Para Jorge Higashino,

diretor de serviços bancários da Federação Brasileira das Associações de Bancos (Febraban), os bancos brasileiros têm um grau de automação adequado, mas são prejudicados em função da

pequena automação comercial. Se o comércio estivesse mais automatizado, o número de transações não-eletrônicas poderia diminuir.

As transações não-eletrônicas correspondiam a 71% do

total de transações feitas nos Estados Unidos, em 1994. Na Holanda, eram de 12% no mesmo período. No Brasil, 81%, segundo o estudo. O pagamento de contas responde por 18% das transações

não-eletrônicas feitas no Brasil, de acordo com a McKinsey.

No mercado, é ponto pacífico que a baixa produtividade dos bancos brasileiros, se comparados aos padrões internacionais,

está ligada às características do sistema de pagamentos brasileiro. A possibilidade de pagar contas de água, luz e também receber aposentadoria nas agências, por exemplo, é tida como fator

que onera as instituições, que têm de manter estruturas grandes para processar as transações. "Os bancos brasileiros tornaram-se meros pagadores e recebedores, esquecendo que o trabalho

deles é fazer negócios e conceder créditos", afirmou Hugo Dantas Pereira, diretor executivo de varejo, serviços bancários, tecnologia e infra-estrutura do Banco do Brasil.

No

entanto, Jones considera que, se para os bancos esse sistema de pagamentos é oneroso, para o País pode ser vantajoso. Como uma pequena parcela da população tem acesso aos

Bancos - e

não poderia recorrer ao débito em conta corrente para pagar suas contas - , é importante que se possa pagar contas nos bancos.

Ele acredita que outra causa - não menos importante -

que acaba por comprometer a produtividade do sistema é a descentralização dos processos dos bancos brasileiros. Enquanto no Brasil as agências funcionam de forma autônoma processando

transações, nos Estados Unidos há uma centralização dos processamentos, o que diminui a necessidade de funcionários e proporciona ganhos de escala. O estudo da Mckinsey não detectou nenhum

problema com a escala de utilização das agências, e nem com a capacitação da mão-de-obra.

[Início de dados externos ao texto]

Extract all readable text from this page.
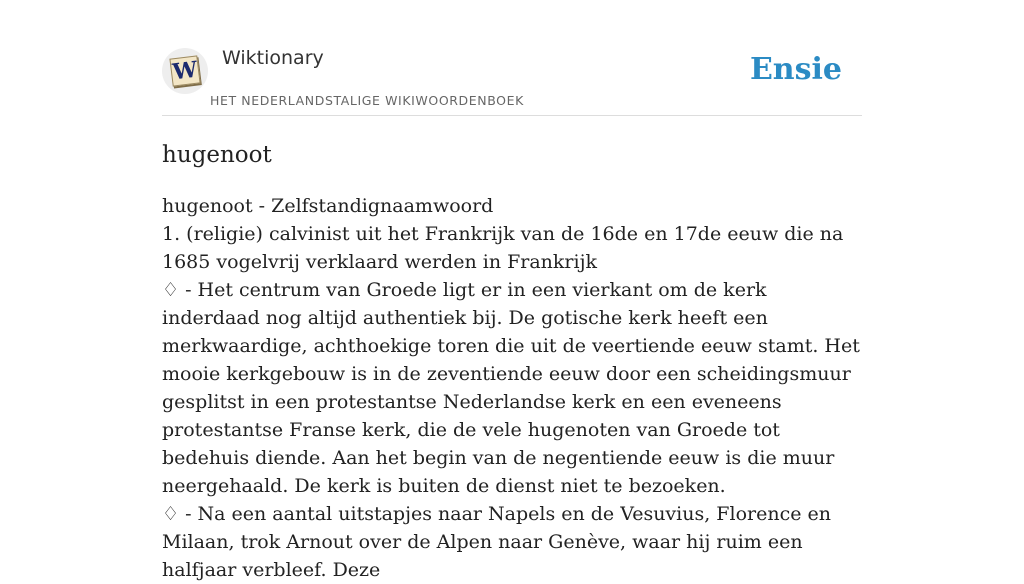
W Wiktionary
HET NEDERLANDSTALIGE WIKIWOORDENBOEK
Ensie
hugenoot

hugenoot - Zelfstandignaamwoord

1. (religie) calvinist uit het Frankrijk van de 16de en 17de eeuw die na 1685 vogelvrij verklaard werden in Frankrijk

♢ - Het centrum van Groede ligt er in een vierkant om de kerk inderdaad nog altijd authentiek bij. De gotische kerk heeft een merkwaardige, achthoekige toren die uit de veertiende eeuw stamt. Het mooie kerkgebouw is in de zeventiende eeuw door een scheidingsmuur gesplitst in een protestantse Nederlandse kerk en een eveneens protestantse Franse kerk, die de vele hugenoten van Groede tot bedehuis diende. Aan het begin van de negentiende eeuw is die muur neergehaald. De kerk is buiten de dienst niet te bezoeken.

♢ - Na een aantal uitstapjes naar Napels en de Vesuvius, Florence en Milaan, trok Arnout over de Alpen naar Genève, waar hij ruim een halfjaar verbleef. Deze
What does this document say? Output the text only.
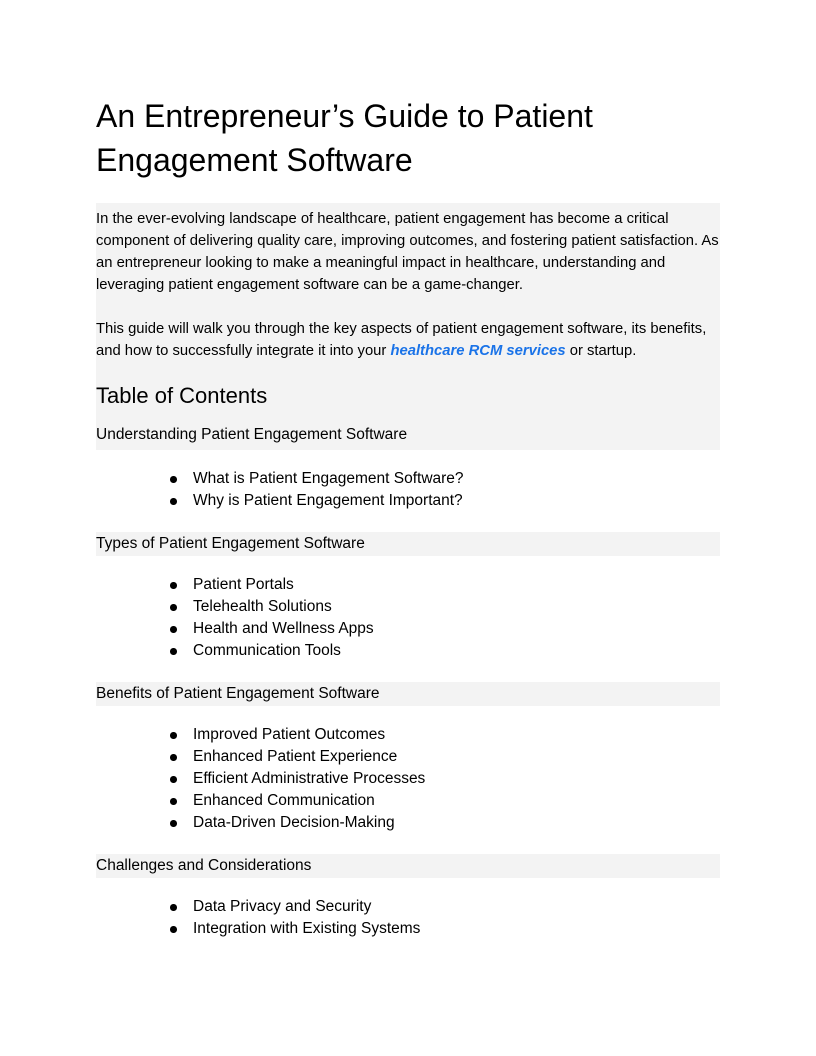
An Entrepreneur’s Guide to Patient Engagement Software

In the ever-evolving landscape of healthcare, patient engagement has become a critical component of delivering quality care, improving outcomes, and fostering patient satisfaction. As an entrepreneur looking to make a meaningful impact in healthcare, understanding and leveraging patient engagement software can be a game-changer.

This guide will walk you through the key aspects of patient engagement software, its benefits, and how to successfully integrate it into your healthcare RCM services or startup.

Table of Contents

Understanding Patient Engagement Software

What is Patient Engagement Software?
Why is Patient Engagement Important?

Types of Patient Engagement Software

Patient Portals
Telehealth Solutions
Health and Wellness Apps
Communication Tools

Benefits of Patient Engagement Software

Improved Patient Outcomes
Enhanced Patient Experience
Efficient Administrative Processes
Enhanced Communication
Data-Driven Decision-Making

Challenges and Considerations

Data Privacy and Security
Integration with Existing Systems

Dados do estudo indicam que, no Brasil, a relação de clientes por agência é de 1,95 mil

enquanto nos Estados Unidos é de 2,35 mil. Esses números poderiam levar à conclusão de que as agências brasileiras estão subutilizadas, mas, segundo Jones, isso não ocorre. O motivo é que

as agências processam muitas transações.

Públicos e privados

Segundo o estudo da McKinsey, a produtividade dos bancos públicos é ainda menor que a dos privados, o que

diminui ainda mais a eficiência do sistema. Os bancos estatais alcançam apenas 60% da produtividade dos privados. Jones, da McKinsey, acredita que isso ocorre porque os bancos estatais têm

objetivos sociais e políticos, e sua produtividade fica comprometida. A cada ano, os bancos públicos gastariam US$ 8 bilhões a mais do que os privados com despesas de pessoal para obter o

mesmo volume de negócios, segundo o estudo. Pereira, do Banco do Brasil, reconhece que os bancos públicos estão mais desajustados que os privados - e que têm problemas para conseguir o

mesmo nível de produtividade: "Os bancos públicos foram prejudicados porque, a cada governo, a rota de condução dos negócios mudava". Além das constantes mudanças, há entraves legais, como

a necessidade de realizar licitações, levando à perda de agilidade.